Students like Bryant are one of the main beneficiaries of UNI’s Additive Manufacturing Center – a world-class 3D printing and high-tech casting center embedded in UNI to help keep Iowa’s industry supply chain at the cutting edge. The AMC has also been a crucial component in the US Defense Department supply chain, working with all branches of the military as well as the Defense Logistics Agency.
Fueled by demand from Iowa’s small businesses, the AMC has seen explosive growth in the six years since it was launched, doubling in size three times as it helps keep the state’s manufacturers nimble and competitive.
That work continues this spring when AMC rolls out a fully automated investment casting molding line, integrated into the existing 3D pattern-printing technologies, that will enable faster casting production than ever before.
This will be the only university-based automated investment casting facility in the world.
“Interest in this transformative technology is surging and companies are drawn from all over the world to see what we have in Iowa,” said Travis Frush, Operations Manager at the AMC, which hosted about 900 visitors last year. Among them were companies looking to adopt new technology and students who wanted to learn more about additive manufacturing.
Innovations and technology transfer from the AMC have resulted in Iowa having the highest concentration of 3D sand-mold printers in the United States.
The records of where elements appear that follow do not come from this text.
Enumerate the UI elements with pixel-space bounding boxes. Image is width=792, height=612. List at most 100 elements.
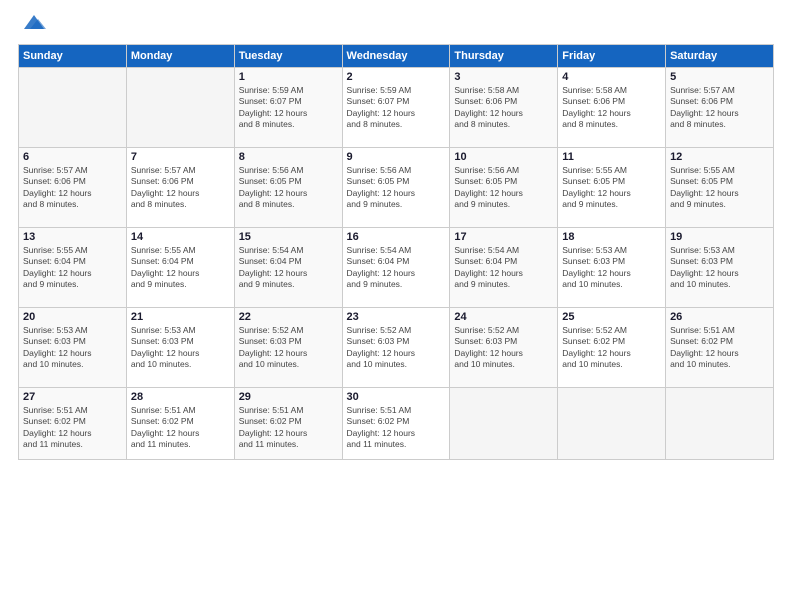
week-row-1: 1 Sunrise: 5:59 AM Sunset: 6:07 PM Daylig… [19,67,774,147]
day-number: 25 [562,311,661,323]
day-info: Sunrise: 5:55 AM Sunset: 6:04 PM Dayligh… [131,245,230,291]
day-number: 6 [23,151,122,163]
week-row-3: 13 Sunrise: 5:55 AM Sunset: 6:04 PM Dayli… [19,227,774,307]
day-number: 5 [670,71,769,83]
day-number: 29 [239,391,338,403]
weekday-header-monday: Monday [126,44,234,67]
day-info: Sunrise: 5:54 AM Sunset: 6:04 PM Dayligh… [347,245,446,291]
day-info: Sunrise: 5:54 AM Sunset: 6:04 PM Dayligh… [454,245,553,291]
weekday-header-friday: Friday [558,44,666,67]
calendar-table: SundayMondayTuesdayWednesdayThursdayFrid… [18,44,774,460]
day-info: Sunrise: 5:53 AM Sunset: 6:03 PM Dayligh… [562,245,661,291]
day-info: Sunrise: 5:52 AM Sunset: 6:03 PM Dayligh… [347,325,446,371]
day-cell: 20 Sunrise: 5:53 AM Sunset: 6:03 PM Dayli… [19,307,127,387]
day-info: Sunrise: 5:58 AM Sunset: 6:06 PM Dayligh… [454,85,553,131]
day-cell [19,67,127,147]
day-cell: 27 Sunrise: 5:51 AM Sunset: 6:02 PM Dayli… [19,387,127,459]
day-cell: 29 Sunrise: 5:51 AM Sunset: 6:02 PM Dayli… [234,387,342,459]
day-info: Sunrise: 5:51 AM Sunset: 6:02 PM Dayligh… [670,325,769,371]
day-number: 11 [562,151,661,163]
day-number: 4 [562,71,661,83]
weekday-header-saturday: Saturday [666,44,774,67]
day-number: 16 [347,231,446,243]
day-info: Sunrise: 5:53 AM Sunset: 6:03 PM Dayligh… [670,245,769,291]
week-row-2: 6 Sunrise: 5:57 AM Sunset: 6:06 PM Daylig… [19,147,774,227]
day-cell: 10Sunrise: 5:56 AM Sunset: 6:05 PM Dayli… [450,147,558,227]
day-number: 19 [670,231,769,243]
day-number: 17 [454,231,553,243]
weekday-header-tuesday: Tuesday [234,44,342,67]
day-cell: 9 Sunrise: 5:56 AM Sunset: 6:05 PM Daylig… [342,147,450,227]
day-cell: 8 Sunrise: 5:56 AM Sunset: 6:05 PM Daylig… [234,147,342,227]
day-info: Sunrise: 5:58 AM Sunset: 6:06 PM Dayligh… [562,85,661,131]
day-number: 1 [239,71,338,83]
day-cell [126,67,234,147]
day-cell: 24Sunrise: 5:52 AM Sunset: 6:03 PM Dayli… [450,307,558,387]
day-cell: 22 Sunrise: 5:52 AM Sunset: 6:03 PM Dayli… [234,307,342,387]
day-info: Sunrise: 5:51 AM Sunset: 6:02 PM Dayligh… [239,405,338,451]
logo [18,16,48,36]
day-info: Sunrise: 5:51 AM Sunset: 6:02 PM Dayligh… [23,405,122,451]
day-number: 13 [23,231,122,243]
day-number: 28 [131,391,230,403]
day-cell: 16 Sunrise: 5:54 AM Sunset: 6:04 PM Dayli… [342,227,450,307]
day-number: 2 [347,71,446,83]
day-number: 27 [23,391,122,403]
day-info: Sunrise: 5:59 AM Sunset: 6:07 PM Dayligh… [347,85,446,131]
day-number: 14 [131,231,230,243]
day-info: Sunrise: 5:52 AM Sunset: 6:02 PM Dayligh… [562,325,661,371]
day-info: Sunrise: 5:51 AM Sunset: 6:02 PM Dayligh… [131,405,230,451]
day-cell [558,387,666,459]
day-number: 30 [347,391,446,403]
day-info: Sunrise: 5:52 AM Sunset: 6:03 PM Dayligh… [454,325,553,371]
day-info: Sunrise: 5:57 AM Sunset: 6:06 PM Dayligh… [23,165,122,211]
day-cell: 19 Sunrise: 5:53 AM Sunset: 6:03 PM Dayli… [666,227,774,307]
day-cell: 3 Sunrise: 5:58 AM Sunset: 6:06 PM Daylig… [450,67,558,147]
day-cell: 6 Sunrise: 5:57 AM Sunset: 6:06 PM Daylig… [19,147,127,227]
calendar-page: SundayMondayTuesdayWednesdayThursdayFrid… [0,0,792,612]
day-cell: 21 Sunrise: 5:53 AM Sunset: 6:03 PM Dayli… [126,307,234,387]
day-info: Sunrise: 5:53 AM Sunset: 6:03 PM Dayligh… [131,325,230,371]
day-number: 7 [131,151,230,163]
week-row-4: 20 Sunrise: 5:53 AM Sunset: 6:03 PM Dayli… [19,307,774,387]
day-number: 3 [454,71,553,83]
day-number: 23 [347,311,446,323]
weekday-header-sunday: Sunday [19,44,127,67]
day-cell: 11 Sunrise: 5:55 AM Sunset: 6:05 PM Dayli… [558,147,666,227]
day-cell: 14 Sunrise: 5:55 AM Sunset: 6:04 PM Dayli… [126,227,234,307]
day-cell: 13Sunrise: 5:55 AM Sunset: 6:04 PM Dayli… [19,227,127,307]
day-info: Sunrise: 5:57 AM Sunset: 6:06 PM Dayligh… [670,85,769,131]
day-number: 8 [239,151,338,163]
day-number: 21 [131,311,230,323]
day-number: 18 [562,231,661,243]
day-number: 22 [239,311,338,323]
day-info: Sunrise: 5:54 AM Sunset: 6:04 PM Dayligh… [239,245,338,291]
day-cell: 2 Sunrise: 5:59 AM Sunset: 6:07 PM Daylig… [342,67,450,147]
day-info: Sunrise: 5:56 AM Sunset: 6:05 PM Dayligh… [347,165,446,211]
weekday-header-thursday: Thursday [450,44,558,67]
day-info: Sunrise: 5:57 AM Sunset: 6:06 PM Dayligh… [131,165,230,211]
weekday-header-row: SundayMondayTuesdayWednesdayThursdayFrid… [19,44,774,67]
day-info: Sunrise: 5:53 AM Sunset: 6:03 PM Dayligh… [23,325,122,371]
day-cell: 30 Sunrise: 5:51 AM Sunset: 6:02 PM Dayli… [342,387,450,459]
weekday-header-wednesday: Wednesday [342,44,450,67]
day-number: 20 [23,311,122,323]
logo-icon [20,11,48,33]
day-info: Sunrise: 5:56 AM Sunset: 6:05 PM Dayligh… [454,165,553,211]
day-cell: 12Sunrise: 5:55 AM Sunset: 6:05 PM Dayli… [666,147,774,227]
day-info: Sunrise: 5:59 AM Sunset: 6:07 PM Dayligh… [239,85,338,131]
day-info: Sunrise: 5:55 AM Sunset: 6:05 PM Dayligh… [562,165,661,211]
day-cell: 26 Sunrise: 5:51 AM Sunset: 6:02 PM Dayli… [666,307,774,387]
day-info: Sunrise: 5:51 AM Sunset: 6:02 PM Dayligh… [347,405,446,451]
day-cell: 15 Sunrise: 5:54 AM Sunset: 6:04 PM Dayli… [234,227,342,307]
day-cell: 23 Sunrise: 5:52 AM Sunset: 6:03 PM Dayli… [342,307,450,387]
day-info: Sunrise: 5:56 AM Sunset: 6:05 PM Dayligh… [239,165,338,211]
header [18,16,774,36]
day-cell: 28 Sunrise: 5:51 AM Sunset: 6:02 PM Dayli… [126,387,234,459]
day-number: 26 [670,311,769,323]
day-info: Sunrise: 5:52 AM Sunset: 6:03 PM Dayligh… [239,325,338,371]
day-info: Sunrise: 5:55 AM Sunset: 6:05 PM Dayligh… [670,165,769,211]
day-number: 15 [239,231,338,243]
day-cell: 18 Sunrise: 5:53 AM Sunset: 6:03 PM Dayli… [558,227,666,307]
day-number: 9 [347,151,446,163]
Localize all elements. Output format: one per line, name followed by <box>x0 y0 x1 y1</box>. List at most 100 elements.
In addition, AMC research and development has resulted in an 80 percent reduction in cost of aggregates for 3D printing and the value of final printed cores and molds exceeds $5 million per year. More innovations are planned in 2020 with the primary focus of serving the Iowa castings industry supply chain.
UNI’s Additive Manufacturing Center is located at the Cedar Valley TechWorks facility in Waterloo, Iowa and is operated as a core component of the UNI Metal Casting Center in the Department of Technology.